Os novos negócios poderão ter abrandado, depois das criações de 1919-1921, mas não pararam. No Barreiro, a primeira metade da década de 1920 foi marcada pela modernização de máquinas em muitas das unidades da indústria química, pela instalação de mais oficinas de fundição e caldeiraria, e pela ampliação da secção de cordoaria mecânica, que fabricava cordas e amarras para as fragatas da Sociedade Geral, com sisal e manila provindos das colónias.

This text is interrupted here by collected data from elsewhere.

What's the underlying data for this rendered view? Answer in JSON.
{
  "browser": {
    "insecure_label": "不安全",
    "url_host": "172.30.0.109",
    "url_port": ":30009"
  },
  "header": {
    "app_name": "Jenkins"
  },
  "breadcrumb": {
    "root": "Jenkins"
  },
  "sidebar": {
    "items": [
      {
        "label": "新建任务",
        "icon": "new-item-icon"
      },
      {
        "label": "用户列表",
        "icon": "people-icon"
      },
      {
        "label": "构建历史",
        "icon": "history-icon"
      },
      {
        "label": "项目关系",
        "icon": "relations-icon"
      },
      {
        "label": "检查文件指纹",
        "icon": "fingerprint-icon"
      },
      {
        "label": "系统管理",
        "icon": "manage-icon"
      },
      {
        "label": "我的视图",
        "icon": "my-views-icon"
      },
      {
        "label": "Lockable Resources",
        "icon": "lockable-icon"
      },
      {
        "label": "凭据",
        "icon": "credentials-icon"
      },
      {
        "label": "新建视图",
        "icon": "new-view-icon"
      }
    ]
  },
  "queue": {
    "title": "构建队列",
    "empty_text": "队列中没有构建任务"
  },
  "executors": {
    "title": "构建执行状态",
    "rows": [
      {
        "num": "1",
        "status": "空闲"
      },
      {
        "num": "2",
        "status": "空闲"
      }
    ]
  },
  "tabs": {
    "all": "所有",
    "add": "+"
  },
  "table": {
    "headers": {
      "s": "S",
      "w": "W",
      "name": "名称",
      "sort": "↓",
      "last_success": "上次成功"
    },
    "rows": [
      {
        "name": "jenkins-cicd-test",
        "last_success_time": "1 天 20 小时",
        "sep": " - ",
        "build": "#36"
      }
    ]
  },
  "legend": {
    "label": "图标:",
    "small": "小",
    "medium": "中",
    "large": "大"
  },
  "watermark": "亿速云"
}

Em 1923, em Vila Nova de Gaia, foi inaugurada uma unidade de moagem de enxofre da CUF, reforçando-se assim a presença no Norte, perto dos escritórios de venda no Porto, e dos próprios elevadores ribeirinhos de Gaia, cuja administração fora tomada pela CUF já em 1920. Depois das embarcações compradas em Inglaterra e ao Estado português, foram adquiridas mais algumas unidades na Holanda, já em 1926, e ampliadas as oficinas navais no Barreiro, mostrando como a aposta da CUF na navegação (através da SG) era óbvia. Iniciaram-se carreiras de navegação costeira nos portos portugueses, que se alargaram à cabotagem com Marrocos e não tardaram a fixar-se carreiras com o Norte da Europa, a juntar às já abertas para a Guiné e Cabo Verde.